その為、紫音は普通走らせる前にエンジンが温まるまでの数分間暖機運転を行なっているのである。だが・・、
(暖気している暇は無い・・)
 そう思った紫音は、おもむろにアクセルを思いっきり2、3度ふかすと強引に回転を安定させた。
「頼む、若菜のところまでで良いから・・それまで壊れるな・・」
 紫音は祈るように呟くと、バイクのギアを一速に叩き込み、若菜の元へ走り出した。
(待ってて・・すぐに行くから・・)
 さっき以上に降り注ぐ雨と、バイクのスピードで体中を雨に叩き付けられながら、紫音はアクセルを全開に開けスピードを更に上げていった。


「紫音さん・・・紫音さん・・。」
 その時若菜は、自分の部屋の寝室でまるでうわ言のように紫音の名前を呟きながらとめどなく涙を流していた。
 ベッドと鏡台、机と小さな本棚と、同じく小さなローチェストが置かれたその寝室は、それらが置かれている為にその部屋の大きさをかえって目立たせているほど広大で、そして、それが若菜の寂しさをより一層大きくしているよう感じられた。
 若菜の借りている部屋は、祖父が知り合いを通じて若菜に借り与えたもので、部屋数は2LDKなのだが、其々の部屋の大きさが12畳以上はあるほど広大で、女性が一人で済むには些か大きすぎるきらいがあった。
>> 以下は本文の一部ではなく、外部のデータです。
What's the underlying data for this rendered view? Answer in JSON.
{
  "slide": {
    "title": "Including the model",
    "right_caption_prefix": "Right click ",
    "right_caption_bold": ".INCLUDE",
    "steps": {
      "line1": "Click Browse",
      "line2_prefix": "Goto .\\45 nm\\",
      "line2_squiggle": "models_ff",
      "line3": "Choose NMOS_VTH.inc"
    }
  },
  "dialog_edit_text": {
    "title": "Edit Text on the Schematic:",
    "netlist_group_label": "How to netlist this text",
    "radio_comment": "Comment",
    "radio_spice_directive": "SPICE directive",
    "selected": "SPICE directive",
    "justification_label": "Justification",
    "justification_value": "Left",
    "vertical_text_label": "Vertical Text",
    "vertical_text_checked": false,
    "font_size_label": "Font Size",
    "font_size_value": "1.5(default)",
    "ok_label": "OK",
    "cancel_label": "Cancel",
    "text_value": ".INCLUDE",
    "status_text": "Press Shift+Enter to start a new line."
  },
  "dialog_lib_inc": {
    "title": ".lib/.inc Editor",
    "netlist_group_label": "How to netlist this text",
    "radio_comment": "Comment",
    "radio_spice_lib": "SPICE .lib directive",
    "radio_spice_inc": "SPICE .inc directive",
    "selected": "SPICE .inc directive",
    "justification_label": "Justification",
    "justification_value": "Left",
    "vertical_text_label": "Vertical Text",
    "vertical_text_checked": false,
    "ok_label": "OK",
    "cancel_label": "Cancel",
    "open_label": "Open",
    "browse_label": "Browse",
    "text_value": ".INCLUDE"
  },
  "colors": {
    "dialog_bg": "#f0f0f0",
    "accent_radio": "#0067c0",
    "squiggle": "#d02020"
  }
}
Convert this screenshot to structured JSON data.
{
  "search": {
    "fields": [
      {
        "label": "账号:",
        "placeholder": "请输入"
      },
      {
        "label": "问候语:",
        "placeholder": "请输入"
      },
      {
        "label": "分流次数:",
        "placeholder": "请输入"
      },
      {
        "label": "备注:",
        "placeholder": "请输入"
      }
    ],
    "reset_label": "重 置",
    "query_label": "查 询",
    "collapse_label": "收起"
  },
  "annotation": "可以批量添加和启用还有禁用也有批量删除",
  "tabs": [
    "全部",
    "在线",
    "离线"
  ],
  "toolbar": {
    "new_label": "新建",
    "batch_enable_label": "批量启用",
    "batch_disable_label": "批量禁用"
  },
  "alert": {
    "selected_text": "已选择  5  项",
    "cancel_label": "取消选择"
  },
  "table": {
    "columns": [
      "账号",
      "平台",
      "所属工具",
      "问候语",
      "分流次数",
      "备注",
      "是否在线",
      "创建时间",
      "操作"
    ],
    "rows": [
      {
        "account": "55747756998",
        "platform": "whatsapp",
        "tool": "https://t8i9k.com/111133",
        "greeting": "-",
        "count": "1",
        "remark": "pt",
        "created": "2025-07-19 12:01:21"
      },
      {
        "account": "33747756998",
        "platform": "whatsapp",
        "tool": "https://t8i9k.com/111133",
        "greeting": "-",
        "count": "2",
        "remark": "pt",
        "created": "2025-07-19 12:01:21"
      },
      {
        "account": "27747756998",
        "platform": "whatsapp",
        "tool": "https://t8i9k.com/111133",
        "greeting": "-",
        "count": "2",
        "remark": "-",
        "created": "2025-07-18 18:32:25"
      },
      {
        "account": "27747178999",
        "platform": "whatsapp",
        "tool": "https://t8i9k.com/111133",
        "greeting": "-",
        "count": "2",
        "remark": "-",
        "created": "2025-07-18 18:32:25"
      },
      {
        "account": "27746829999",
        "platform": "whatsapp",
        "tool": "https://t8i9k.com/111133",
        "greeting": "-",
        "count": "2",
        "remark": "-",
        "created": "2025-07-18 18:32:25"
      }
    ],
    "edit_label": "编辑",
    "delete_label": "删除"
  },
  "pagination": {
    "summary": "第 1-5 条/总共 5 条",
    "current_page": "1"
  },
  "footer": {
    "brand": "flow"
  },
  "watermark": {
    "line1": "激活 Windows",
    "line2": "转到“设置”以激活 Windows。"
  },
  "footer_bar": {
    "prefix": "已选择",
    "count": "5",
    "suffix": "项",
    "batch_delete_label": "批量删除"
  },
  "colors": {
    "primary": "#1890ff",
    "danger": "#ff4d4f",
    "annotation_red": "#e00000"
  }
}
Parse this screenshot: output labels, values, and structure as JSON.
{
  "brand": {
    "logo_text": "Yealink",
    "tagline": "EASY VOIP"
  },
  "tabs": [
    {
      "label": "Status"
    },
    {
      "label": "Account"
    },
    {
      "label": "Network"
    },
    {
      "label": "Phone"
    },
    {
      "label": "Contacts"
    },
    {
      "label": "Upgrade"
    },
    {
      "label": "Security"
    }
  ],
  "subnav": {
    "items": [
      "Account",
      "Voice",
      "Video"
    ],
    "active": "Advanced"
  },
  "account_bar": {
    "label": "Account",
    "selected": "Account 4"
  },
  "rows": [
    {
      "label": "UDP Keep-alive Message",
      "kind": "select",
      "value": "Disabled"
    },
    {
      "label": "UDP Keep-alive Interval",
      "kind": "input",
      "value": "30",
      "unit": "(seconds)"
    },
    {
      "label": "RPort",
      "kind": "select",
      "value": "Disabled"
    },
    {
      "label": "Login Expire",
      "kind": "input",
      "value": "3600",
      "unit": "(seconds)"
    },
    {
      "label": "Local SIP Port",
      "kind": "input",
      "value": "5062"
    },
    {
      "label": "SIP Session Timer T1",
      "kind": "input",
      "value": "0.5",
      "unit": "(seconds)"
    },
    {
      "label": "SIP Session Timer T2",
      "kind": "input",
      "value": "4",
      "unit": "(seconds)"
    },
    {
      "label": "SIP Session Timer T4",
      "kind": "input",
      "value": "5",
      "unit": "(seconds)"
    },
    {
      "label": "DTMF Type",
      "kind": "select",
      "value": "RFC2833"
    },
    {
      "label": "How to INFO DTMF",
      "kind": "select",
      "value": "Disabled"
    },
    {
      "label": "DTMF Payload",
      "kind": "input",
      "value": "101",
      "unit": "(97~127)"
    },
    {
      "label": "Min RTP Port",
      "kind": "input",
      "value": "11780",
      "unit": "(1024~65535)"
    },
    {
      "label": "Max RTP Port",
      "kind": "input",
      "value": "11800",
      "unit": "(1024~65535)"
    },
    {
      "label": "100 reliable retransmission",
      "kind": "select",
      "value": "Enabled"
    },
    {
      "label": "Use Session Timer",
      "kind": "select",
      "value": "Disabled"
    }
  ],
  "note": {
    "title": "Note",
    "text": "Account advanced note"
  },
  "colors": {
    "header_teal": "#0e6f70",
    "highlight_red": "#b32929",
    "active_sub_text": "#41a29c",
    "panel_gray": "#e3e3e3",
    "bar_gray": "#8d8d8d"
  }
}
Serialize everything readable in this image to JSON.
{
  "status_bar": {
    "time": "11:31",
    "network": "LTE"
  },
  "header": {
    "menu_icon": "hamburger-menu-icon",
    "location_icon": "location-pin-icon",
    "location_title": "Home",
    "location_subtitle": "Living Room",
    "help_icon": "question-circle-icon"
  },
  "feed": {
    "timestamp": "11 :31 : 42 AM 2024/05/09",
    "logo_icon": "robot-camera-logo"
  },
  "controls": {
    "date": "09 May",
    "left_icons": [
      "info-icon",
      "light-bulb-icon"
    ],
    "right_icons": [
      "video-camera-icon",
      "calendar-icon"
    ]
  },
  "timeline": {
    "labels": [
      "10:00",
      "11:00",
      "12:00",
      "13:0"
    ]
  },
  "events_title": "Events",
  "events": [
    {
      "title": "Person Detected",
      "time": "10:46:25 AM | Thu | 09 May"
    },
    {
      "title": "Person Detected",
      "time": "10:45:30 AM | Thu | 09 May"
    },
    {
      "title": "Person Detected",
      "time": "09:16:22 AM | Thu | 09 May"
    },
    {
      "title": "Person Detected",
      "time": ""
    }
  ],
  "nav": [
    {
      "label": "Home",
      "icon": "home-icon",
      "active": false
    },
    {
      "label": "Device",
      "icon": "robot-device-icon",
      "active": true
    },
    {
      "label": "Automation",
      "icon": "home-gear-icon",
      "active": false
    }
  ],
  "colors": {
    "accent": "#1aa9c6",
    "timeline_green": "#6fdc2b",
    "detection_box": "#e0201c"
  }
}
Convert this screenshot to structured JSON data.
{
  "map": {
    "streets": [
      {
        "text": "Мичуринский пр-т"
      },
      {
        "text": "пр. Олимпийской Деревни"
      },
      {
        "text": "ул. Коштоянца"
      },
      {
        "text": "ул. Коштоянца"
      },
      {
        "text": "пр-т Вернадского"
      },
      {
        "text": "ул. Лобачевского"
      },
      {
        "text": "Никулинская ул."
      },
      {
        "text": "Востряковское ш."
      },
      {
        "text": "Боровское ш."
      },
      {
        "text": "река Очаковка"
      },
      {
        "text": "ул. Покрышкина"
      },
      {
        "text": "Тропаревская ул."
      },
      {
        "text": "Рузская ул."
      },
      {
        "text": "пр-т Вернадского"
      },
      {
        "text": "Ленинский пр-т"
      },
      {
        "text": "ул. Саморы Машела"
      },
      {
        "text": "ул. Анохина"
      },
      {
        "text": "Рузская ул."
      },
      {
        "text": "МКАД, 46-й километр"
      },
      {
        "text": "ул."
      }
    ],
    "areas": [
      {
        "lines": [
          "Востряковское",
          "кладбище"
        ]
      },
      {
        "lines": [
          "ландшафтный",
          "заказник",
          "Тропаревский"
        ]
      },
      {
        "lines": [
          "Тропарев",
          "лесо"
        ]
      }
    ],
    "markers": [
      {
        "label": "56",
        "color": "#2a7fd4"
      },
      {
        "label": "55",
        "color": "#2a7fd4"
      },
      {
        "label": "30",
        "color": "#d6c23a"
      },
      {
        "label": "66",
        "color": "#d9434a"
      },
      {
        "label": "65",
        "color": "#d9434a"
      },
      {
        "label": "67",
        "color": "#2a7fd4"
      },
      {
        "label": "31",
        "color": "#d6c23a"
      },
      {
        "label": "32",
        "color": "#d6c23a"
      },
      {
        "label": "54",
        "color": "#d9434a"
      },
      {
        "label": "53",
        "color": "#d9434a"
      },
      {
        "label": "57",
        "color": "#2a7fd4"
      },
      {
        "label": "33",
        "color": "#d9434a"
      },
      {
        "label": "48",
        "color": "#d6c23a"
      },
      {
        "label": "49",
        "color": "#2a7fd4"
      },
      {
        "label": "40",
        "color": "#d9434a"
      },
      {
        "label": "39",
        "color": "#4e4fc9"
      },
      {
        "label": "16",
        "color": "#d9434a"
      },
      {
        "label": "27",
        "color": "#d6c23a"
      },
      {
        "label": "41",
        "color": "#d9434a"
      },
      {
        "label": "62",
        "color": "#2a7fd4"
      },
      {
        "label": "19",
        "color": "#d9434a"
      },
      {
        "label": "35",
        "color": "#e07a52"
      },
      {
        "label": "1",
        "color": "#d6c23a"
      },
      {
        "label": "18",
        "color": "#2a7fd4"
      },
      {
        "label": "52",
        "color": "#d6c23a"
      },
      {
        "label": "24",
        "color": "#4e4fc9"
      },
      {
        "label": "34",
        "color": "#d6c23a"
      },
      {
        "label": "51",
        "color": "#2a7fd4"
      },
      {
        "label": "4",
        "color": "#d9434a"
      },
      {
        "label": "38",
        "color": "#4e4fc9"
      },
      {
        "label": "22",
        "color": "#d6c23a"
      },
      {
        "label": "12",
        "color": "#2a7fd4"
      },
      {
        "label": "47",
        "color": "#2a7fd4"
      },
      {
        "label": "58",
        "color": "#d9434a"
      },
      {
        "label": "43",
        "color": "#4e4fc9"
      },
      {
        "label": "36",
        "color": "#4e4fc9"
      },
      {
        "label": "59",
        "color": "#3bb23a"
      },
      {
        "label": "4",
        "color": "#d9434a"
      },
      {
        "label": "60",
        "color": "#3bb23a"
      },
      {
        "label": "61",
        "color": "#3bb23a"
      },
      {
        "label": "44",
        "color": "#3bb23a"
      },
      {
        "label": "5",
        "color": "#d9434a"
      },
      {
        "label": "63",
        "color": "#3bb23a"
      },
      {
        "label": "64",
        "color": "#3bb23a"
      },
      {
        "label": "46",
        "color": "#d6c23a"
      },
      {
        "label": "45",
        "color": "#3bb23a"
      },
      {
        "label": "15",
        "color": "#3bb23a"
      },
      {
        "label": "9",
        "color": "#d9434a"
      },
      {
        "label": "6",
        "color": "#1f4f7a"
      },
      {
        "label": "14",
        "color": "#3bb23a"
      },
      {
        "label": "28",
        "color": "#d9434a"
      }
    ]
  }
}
 それに備え付けのクローゼットに衣服などは全て収納されている為、家具類も殆ど置かれてない状態であり、それが年頃の女性の部屋にしては少し寂しい感じを与えていた。
「紫音さん・・・」
 ずっと泣きはらしている若菜は、ふとベッドに置いている小さな小箱を見つめ、それを手に取った。
 それは、紫音と若菜の幼い時の思い出の品であった。
 若菜はそれを手にすると、まるで愛する人を抱きしめるようにじっと胸に抱きかかえた。
「・・・あっ・・。」
 その時若菜は、雨音の中に微かに聞こえるバイクのエンジン音を聞いた。
「・・紫音さん・・。」
 その音は少しずつ大きくなり、やがて若菜の住むマンションの前で止まった。
 そして、程なくして若菜の部屋のチャイムが部屋の中に響くと、若菜は急いで玄関に行き部屋の鍵を開けて、そのドアを開いた。
「若菜・・。」
「あ・・・し・・紫音さん・・。」
 そこには雨でずぶ濡れになりながらも、若菜の元へ駆けつけた紫音の姿があった。
「若菜・・、大丈夫?」
 紫音は心配そうに若菜をじっと見つめていた。
「・・・若菜?」
 若菜は何も言わず紫音の姿をただじっと見ていた。
 だが、やがてその瞳にまた涙が溢れ出すと、若菜はずぶ濡れの紫音の胸に飛び込んでいった。
「あ・・わ、若菜・・。」
「紫音さん・・・逢いたかった・・。」
 そう呟くと若菜は、紫音の胸の中でまるで子供のように泣きじゃくった。
「・・・・・。」
 その姿を見て紫音は何も言わずにただ、若菜をそっと抱きしめた。
(ごめん・・若菜・・)
 心の中でそう呟きながら・・。

  雨は、切なさと寂しさを連れて街中を・・
   
    そして・・二人の心を包むように降り注いでいた・・。